Monday, February 29, 2016

City leaders mock state legislature

In case you missed it, the State legislature passed a new law  last year changing the requirement for the management of Municipal Service Districts also known as MSD or BID (Business Improvement District).

For months now, I have been asking the City of Greensboro for criteria and process for the upcoming RFP (Request for Proposal), as I (and others)  intend to submit a proposal for the management and further evolution of Downtown Greensboro.  For months, the city has ignored my requests!

Considering DGI's recent achievements and its current unimaginative management, it should not be too difficult to dethrone ...unless, of course the game is rigged... Selfie Anyone?

According to the UNC school of Government, the first step was for the city to solicit input from residents and property owners.
The city's version of soliciting input from residents was achieved through:
- A lame/one sided survey, and, 
- 2 "drop-in" meetings; a well known way to manipulate data since no one can question a conversation held without an audience or a survey tabulated without transparency. 
I contend that a town hall style meeting would have been more appropriate, more transparent and certainly more democratic.

The second requirement is for the city to solicit proposals from potential far, and only three months before DGI' contract expires at the end of June 2016... nothing has been done! No RFP was sent out and better yet, the city is silent on criteria and process. 

According to the UNC school of government, here is the process that needs to take place;

"The following sets out the basic process a unit should follow in creating and implementing the bid process (thanks to Norma for this framework!):
  1. Identify criteria for selecting a private entity to perform the needed services in the downtown or urban area MSD. The unit’s governing board is free to select whatever criteria it deems appropriate given the particular needs of the MSD. The unit likely should identify the criteria after obtaining input from residents and property owners about the needs of the district.
  2. Publicize that unit is soliciting proposals from private entities to perform the specified services in the downtown or urban area MSD. The announcement or advertisement should specify the criteria that the unit will use to select the winning bid. (Formal bid advertising is not specifically required, but inherent in a bid process is some form of public notice that the unit is seeking proposals.) The unit likely will want to set a deadline for receiving proposals.
  3. Evaluate the proposals received. The proposals must be judged based on the criteria established in Step 1 and publicized in Step 2.
  4. Select the private entity whose proposal “is best suited to achieve the needs of the service district.” This is a very broad standard of award. The unit may take into consideration cost, but it is not required to make its contract award decision on that basis. Instead, the unit must determine which entity satisfies the criteria specified in Step 1 and is best suited to meet the needs of the district.

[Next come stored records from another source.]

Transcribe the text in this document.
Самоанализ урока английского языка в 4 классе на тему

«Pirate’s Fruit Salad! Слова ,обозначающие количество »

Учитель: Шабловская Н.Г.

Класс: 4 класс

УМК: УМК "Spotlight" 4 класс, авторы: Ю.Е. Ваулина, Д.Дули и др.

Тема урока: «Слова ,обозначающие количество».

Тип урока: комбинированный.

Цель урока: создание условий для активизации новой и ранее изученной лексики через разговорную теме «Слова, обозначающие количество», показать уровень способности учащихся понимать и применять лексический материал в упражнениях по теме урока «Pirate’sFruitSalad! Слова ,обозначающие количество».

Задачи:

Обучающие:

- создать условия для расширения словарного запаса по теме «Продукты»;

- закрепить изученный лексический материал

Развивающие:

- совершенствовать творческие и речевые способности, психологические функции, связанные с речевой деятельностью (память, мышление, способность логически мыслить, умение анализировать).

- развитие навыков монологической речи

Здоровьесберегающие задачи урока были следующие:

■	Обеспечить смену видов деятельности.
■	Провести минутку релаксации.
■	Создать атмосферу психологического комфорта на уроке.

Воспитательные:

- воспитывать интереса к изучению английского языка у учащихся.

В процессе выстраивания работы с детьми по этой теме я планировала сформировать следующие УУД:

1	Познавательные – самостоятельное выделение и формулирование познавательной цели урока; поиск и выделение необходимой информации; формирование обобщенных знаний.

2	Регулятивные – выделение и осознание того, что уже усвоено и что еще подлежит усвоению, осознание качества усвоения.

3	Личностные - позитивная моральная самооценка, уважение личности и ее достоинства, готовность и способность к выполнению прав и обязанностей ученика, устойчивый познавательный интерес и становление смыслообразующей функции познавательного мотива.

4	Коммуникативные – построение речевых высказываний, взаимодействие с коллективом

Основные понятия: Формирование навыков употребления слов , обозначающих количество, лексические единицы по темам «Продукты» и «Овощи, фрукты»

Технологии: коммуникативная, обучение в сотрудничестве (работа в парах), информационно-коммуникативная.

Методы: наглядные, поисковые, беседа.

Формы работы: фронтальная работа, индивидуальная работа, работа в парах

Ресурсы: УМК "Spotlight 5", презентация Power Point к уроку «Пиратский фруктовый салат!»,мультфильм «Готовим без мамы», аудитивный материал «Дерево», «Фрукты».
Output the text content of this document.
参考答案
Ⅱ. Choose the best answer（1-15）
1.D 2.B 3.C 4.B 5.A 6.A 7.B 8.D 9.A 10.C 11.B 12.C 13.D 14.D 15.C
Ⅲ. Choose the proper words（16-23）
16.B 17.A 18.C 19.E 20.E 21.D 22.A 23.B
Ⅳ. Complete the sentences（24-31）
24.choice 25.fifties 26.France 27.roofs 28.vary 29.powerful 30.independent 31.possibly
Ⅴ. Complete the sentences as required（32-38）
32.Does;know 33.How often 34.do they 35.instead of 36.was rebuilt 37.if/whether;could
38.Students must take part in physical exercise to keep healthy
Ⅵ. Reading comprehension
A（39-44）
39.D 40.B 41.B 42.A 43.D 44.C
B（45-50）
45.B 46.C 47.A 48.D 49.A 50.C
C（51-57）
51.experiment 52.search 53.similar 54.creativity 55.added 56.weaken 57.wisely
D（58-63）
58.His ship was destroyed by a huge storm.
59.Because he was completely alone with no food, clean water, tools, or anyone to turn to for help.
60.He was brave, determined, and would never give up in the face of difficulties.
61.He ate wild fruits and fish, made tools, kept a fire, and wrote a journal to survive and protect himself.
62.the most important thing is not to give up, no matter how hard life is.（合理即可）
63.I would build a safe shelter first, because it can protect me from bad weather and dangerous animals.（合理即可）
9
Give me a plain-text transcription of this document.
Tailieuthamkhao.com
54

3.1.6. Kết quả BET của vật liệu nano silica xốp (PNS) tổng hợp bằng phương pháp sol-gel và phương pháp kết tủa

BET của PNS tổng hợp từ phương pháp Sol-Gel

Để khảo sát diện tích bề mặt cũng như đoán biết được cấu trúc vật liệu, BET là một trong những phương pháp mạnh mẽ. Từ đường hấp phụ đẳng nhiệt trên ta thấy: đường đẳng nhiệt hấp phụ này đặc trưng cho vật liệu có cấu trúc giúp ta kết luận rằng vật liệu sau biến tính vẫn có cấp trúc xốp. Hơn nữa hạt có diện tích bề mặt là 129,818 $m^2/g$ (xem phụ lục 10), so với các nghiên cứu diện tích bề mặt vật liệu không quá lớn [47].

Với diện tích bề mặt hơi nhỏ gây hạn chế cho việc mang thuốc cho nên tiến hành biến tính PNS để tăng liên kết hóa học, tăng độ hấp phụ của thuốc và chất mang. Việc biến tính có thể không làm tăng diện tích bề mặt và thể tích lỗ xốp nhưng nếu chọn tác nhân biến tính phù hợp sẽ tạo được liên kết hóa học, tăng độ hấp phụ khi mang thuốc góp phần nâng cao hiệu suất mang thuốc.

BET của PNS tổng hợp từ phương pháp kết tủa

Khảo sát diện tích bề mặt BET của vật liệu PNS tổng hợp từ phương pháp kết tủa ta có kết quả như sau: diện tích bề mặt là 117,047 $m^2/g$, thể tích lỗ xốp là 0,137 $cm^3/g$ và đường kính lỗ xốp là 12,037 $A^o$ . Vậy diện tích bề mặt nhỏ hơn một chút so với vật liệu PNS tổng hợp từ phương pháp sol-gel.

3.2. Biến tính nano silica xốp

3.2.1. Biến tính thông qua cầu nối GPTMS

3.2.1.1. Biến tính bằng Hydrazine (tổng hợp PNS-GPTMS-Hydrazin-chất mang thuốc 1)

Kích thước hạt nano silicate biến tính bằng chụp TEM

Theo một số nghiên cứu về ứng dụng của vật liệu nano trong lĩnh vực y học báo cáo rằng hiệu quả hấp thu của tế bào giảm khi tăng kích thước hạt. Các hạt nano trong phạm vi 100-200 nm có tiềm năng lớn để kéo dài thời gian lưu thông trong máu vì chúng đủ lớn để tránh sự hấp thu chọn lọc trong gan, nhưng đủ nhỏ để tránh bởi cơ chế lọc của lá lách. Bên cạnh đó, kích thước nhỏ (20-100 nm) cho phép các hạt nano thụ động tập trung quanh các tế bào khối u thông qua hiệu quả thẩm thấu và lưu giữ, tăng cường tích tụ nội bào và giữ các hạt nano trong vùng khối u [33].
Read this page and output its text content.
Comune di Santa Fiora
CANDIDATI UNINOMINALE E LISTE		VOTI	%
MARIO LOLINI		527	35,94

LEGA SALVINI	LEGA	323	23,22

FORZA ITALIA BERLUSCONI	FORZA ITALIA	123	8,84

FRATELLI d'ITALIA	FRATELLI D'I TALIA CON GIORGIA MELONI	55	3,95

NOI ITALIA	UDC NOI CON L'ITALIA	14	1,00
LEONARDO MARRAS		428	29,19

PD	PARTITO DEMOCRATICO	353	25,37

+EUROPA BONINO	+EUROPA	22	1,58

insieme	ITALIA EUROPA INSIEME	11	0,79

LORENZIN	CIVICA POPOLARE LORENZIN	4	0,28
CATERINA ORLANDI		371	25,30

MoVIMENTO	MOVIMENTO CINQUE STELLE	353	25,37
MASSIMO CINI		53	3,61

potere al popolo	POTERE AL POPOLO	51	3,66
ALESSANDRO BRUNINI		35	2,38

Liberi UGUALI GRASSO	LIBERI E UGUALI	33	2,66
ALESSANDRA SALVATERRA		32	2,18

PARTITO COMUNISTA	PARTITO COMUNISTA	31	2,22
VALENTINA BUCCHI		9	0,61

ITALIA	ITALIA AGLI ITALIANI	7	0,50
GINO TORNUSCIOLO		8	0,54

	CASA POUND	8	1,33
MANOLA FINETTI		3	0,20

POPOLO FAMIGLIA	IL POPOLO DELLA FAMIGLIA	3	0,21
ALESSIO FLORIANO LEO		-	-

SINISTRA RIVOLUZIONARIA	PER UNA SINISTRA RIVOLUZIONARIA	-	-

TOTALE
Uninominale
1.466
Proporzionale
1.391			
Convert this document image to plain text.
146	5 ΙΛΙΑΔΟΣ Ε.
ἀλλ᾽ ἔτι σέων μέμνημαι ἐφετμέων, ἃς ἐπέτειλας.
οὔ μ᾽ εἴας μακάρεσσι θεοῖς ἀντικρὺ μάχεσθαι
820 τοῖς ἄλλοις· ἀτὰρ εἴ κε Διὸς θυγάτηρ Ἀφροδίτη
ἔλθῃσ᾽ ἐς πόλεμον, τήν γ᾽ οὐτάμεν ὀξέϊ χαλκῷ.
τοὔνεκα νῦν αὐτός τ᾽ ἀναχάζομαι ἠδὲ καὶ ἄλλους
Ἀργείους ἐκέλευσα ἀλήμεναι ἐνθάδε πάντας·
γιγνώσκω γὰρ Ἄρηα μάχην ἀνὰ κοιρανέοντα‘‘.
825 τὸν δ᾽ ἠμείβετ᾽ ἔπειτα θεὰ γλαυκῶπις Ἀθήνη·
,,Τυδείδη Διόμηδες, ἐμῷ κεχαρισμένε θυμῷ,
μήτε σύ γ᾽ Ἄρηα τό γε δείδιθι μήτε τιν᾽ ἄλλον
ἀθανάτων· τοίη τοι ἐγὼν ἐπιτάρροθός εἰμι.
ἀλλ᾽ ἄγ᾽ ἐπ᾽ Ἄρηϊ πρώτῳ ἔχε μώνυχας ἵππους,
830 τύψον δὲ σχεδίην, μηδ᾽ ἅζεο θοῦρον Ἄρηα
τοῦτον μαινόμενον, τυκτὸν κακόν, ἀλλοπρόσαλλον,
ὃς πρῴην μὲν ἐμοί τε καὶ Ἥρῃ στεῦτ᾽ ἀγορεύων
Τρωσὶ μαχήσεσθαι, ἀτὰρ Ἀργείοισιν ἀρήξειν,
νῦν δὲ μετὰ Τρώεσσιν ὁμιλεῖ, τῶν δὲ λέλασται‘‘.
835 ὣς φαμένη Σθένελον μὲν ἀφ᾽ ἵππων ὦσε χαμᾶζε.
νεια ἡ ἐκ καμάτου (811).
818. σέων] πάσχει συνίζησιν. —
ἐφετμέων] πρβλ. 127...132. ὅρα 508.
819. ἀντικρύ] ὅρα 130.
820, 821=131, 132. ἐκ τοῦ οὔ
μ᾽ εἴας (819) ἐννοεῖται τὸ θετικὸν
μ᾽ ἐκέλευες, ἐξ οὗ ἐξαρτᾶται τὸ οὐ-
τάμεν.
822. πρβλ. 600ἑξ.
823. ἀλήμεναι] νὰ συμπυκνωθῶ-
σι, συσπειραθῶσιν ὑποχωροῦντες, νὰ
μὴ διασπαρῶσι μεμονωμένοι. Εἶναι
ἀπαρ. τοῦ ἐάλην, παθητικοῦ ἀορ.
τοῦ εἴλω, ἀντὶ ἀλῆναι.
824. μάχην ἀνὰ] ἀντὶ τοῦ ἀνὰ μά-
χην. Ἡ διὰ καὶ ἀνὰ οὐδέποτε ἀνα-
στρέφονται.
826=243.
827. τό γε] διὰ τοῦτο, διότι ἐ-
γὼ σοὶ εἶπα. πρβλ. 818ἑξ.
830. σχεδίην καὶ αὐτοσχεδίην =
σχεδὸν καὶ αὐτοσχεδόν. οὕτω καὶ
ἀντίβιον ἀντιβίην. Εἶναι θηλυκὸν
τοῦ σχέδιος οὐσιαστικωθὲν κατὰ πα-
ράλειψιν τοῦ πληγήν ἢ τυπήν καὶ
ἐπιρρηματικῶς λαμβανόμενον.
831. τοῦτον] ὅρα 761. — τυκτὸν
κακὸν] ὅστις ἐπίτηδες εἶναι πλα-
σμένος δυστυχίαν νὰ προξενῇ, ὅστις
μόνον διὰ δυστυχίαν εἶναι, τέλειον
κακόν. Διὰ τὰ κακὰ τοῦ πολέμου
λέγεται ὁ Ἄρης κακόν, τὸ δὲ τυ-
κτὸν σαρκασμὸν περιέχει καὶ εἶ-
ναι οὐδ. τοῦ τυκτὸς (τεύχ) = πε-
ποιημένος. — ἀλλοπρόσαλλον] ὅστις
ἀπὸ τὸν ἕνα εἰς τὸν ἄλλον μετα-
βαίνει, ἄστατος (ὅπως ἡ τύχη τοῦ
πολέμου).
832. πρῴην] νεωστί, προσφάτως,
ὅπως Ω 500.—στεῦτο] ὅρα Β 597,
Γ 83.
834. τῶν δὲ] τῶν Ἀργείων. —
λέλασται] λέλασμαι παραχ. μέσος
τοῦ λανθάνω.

I certainly do not believe in the current leadership's willingness to make this a fair fight for all as I witnessed first hand the disgusting and deceptive back door manipulations used to anoint unimaginative drunkass Matheny. 

I also am troubled by the simple fact that such irresponsible behavior is contrary to the greater good of Downtown Greensboro as we are being viewed as wannabes with more money than sense, or taste, or perspectives, or points of reference! 

Thanks to Senator Wade, the fight is not over...

Section 15.16B of S.L. 2015-241 also directs the Legislative Research Commission to study the “feasibility of authorizing property owners within a municipal service district to petition for removal” from the district.